True, there are other mediums available. Some studios are already using the cloud, which is great to write your data to but slow and expensive to bring it back when needed. And there’s still a stigma attached to leaving all your hard work in the hands of someone else to look after.
Other businesses will choose to backup to nearline storage for a year or so in case something needs to be dragged out and worked on, then they simply buy more storage when they run out of space.
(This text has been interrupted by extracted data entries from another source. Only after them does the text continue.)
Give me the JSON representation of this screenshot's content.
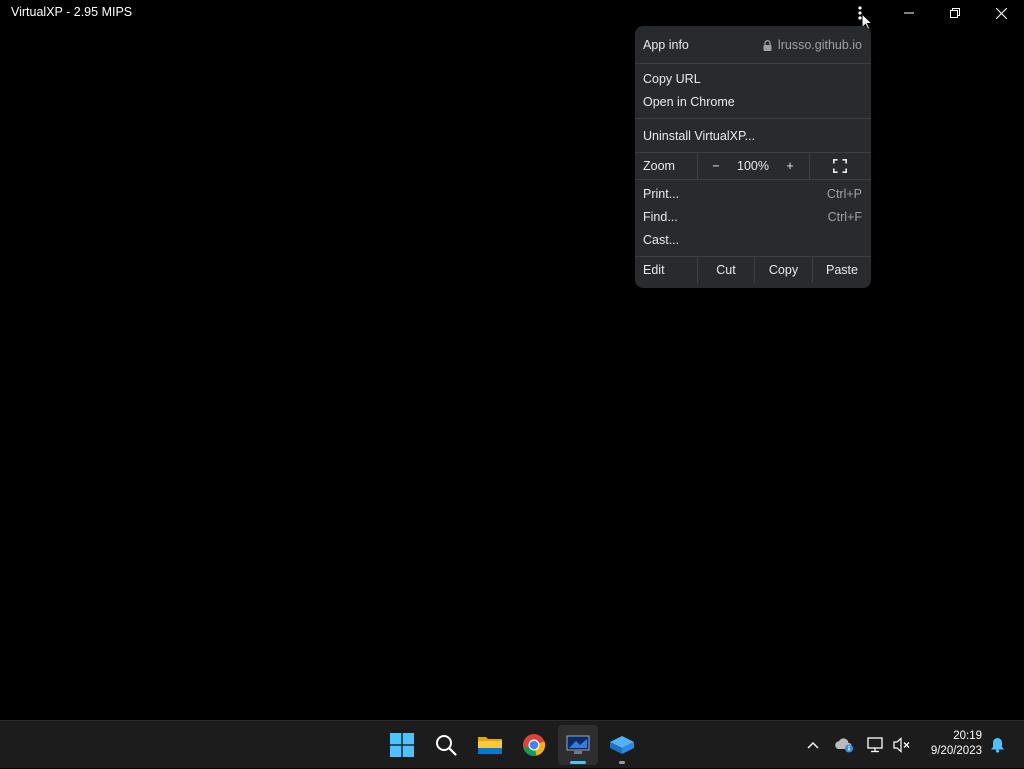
{
  "window": {
    "title": "VirtualXP - 2.95 MIPS"
  },
  "menu": {
    "app_info": "App info",
    "site": "lrusso.github.io",
    "copy_url": "Copy URL",
    "open_in_chrome": "Open in Chrome",
    "uninstall": "Uninstall VirtualXP...",
    "zoom_label": "Zoom",
    "zoom_minus": "−",
    "zoom_value": "100%",
    "zoom_plus": "+",
    "print": "Print...",
    "print_shortcut": "Ctrl+P",
    "find": "Find...",
    "find_shortcut": "Ctrl+F",
    "cast": "Cast...",
    "edit_label": "Edit",
    "cut": "Cut",
    "copy": "Copy",
    "paste": "Paste"
  },
  "taskbar": {
    "apps": [
      "start-icon",
      "search-icon",
      "file-explorer-icon",
      "chrome-icon",
      "virtualxp-icon",
      "app-icon"
    ],
    "time": "20:19",
    "date": "9/20/2023"
  },
  "colors": {
    "menu_bg": "#292a2d",
    "taskbar_bg": "#1c1c1c",
    "accent": "#4cc2ff"
  }
}
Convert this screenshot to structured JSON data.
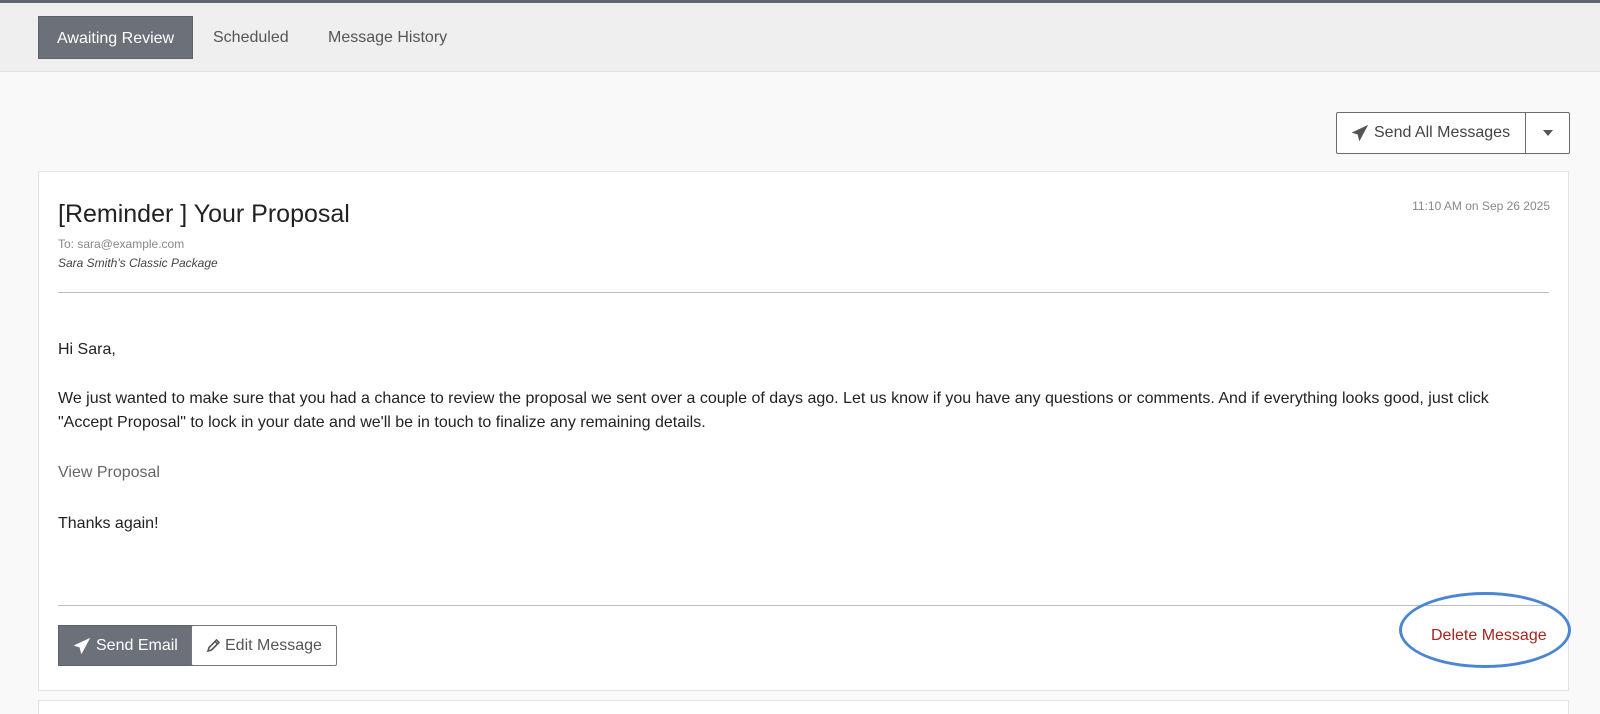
{
  "tabs": [
    {
      "label": "Awaiting Review",
      "active": true
    },
    {
      "label": "Scheduled",
      "active": false
    },
    {
      "label": "Message History",
      "active": false
    }
  ],
  "toolbar": {
    "send_all_label": "Send All Messages",
    "send_all_icon": "paper-plane-icon",
    "dropdown_icon": "caret-down-icon"
  },
  "message": {
    "subject": "[Reminder ] Your Proposal",
    "date": "11:10 AM on Sep 26 2025",
    "to": "To: sara@example.com",
    "package": "Sara Smith's Classic Package",
    "greeting": "Hi Sara,",
    "paragraph": "We just wanted to make sure that you had a chance to review the proposal we sent over a couple of days ago. Let us know if you have any questions or comments. And if everything looks good, just click \"Accept Proposal\" to lock in your date and we'll be in touch to finalize any remaining details.",
    "link": "View Proposal",
    "closing": "Thanks again!"
  },
  "actions": {
    "send_label": "Send Email",
    "send_icon": "paper-plane-icon",
    "edit_label": "Edit Message",
    "edit_icon": "pencil-icon",
    "delete_label": "Delete Message"
  },
  "colors": {
    "active_tab_bg": "#6c7078",
    "delete_text": "#a8241e",
    "highlight_circle": "#4a86d4"
  }
}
Then there are those who archive off to a stack of G-Technology hard drives piled in the corner – collecting dust – hoping that when a client asks for some old scenes to be reused the moving parts involved in a spinning disk haven’t seized up or the data corrupted.
The speeds that LTO drives can be written to and read from are faster than most people realise. And it’s cheaper than pulling everything back from the cloud. The capacities are ever increasing with each generation of tape as well. LTO7 media offers 6TB raw and 15TB compressed, and the latest gen LTO8 offers 12TB raw and 30TB compressed. Once your data has been copied it remains offline and therefore free from malware, viruses, or ransomware. And if you look at the overall cost of 25 8TB G-Raids it could actually buy you several LTO libraries.
Here at Escape Technology I’m often working with customers to get the best deal possible for archiving and backup solutions. Everyone is, of course, different but there are some similarities. Generally we would recommend having disk backup and sync for recent projects, then archiving off to tape after six months. Or a year at a push. For the security conscious we also recommend dual copies for off-site disaster recovery (DR). This process can be managed easily with the likes of a Quantum Scalar, which is perfect for small business and offers the ability to scale from 0-25 slots upwards. The addition of software such as Archiware can manage the process for you by simply sending a daily update of everything that’s been copied over successfully, leaving you to carry on with your job with the piece of mind that your data is safe for at least 25 years.
With the exception of born in the cloud studios or those moving to a fully integrated cloud pipeline there will always be the need for reliable backup and archiving. So is tape dead? Absolutely not!